La primera vez que oí entero el Fandango en D minor (re menor), del padre Antonio Soler, fue hace muchos años, al
pianista Frederick Marvin, en un disco del sello Decca, que aún conservo. Nunca he encontrado otra versión que me gustara más,
aunque estoy dispuesto a admitir que eso podría deberse al especial fulgor de
nuestras primeras experiencias en los más diversos terrenos. También en el amor
se proclama esta gran ventaja de las primicias. Un refrán español dice que “no
hay luna como la de enero, ni amor como el primero”. Può darsi, es posible, que diría un italiano.
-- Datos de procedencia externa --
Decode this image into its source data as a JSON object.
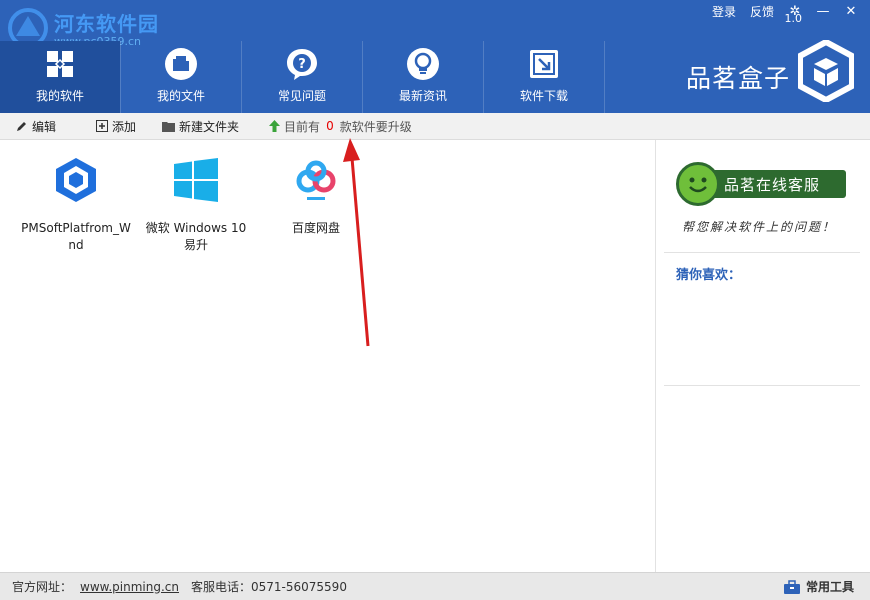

De todas maneras, Marvin, nacido en Los Angeles, pianista
y musicólogo, cobra especial relieve en este caso. Debutó con gran éxito en el
Carnegie Hall y recibió el premio que otorga la institución al mejor debutante
de cada temporada... Pero, además, contribuyó al renacimiento de ese olvidado
músico español del siglo XVIII, que fue Antonio Soler (1729-1783). Estudió más
de dos años su obra, la presentó en Nueva York, en 1957, y atrajo poderosamente la
atención sobre el compositor. Marvin recibió, entre otros muchos honores, el
título español de Comendador de la Orden del Mérito Civil. Vivió algún tiempo en España, fue amigo de Salvador Dalí, etc.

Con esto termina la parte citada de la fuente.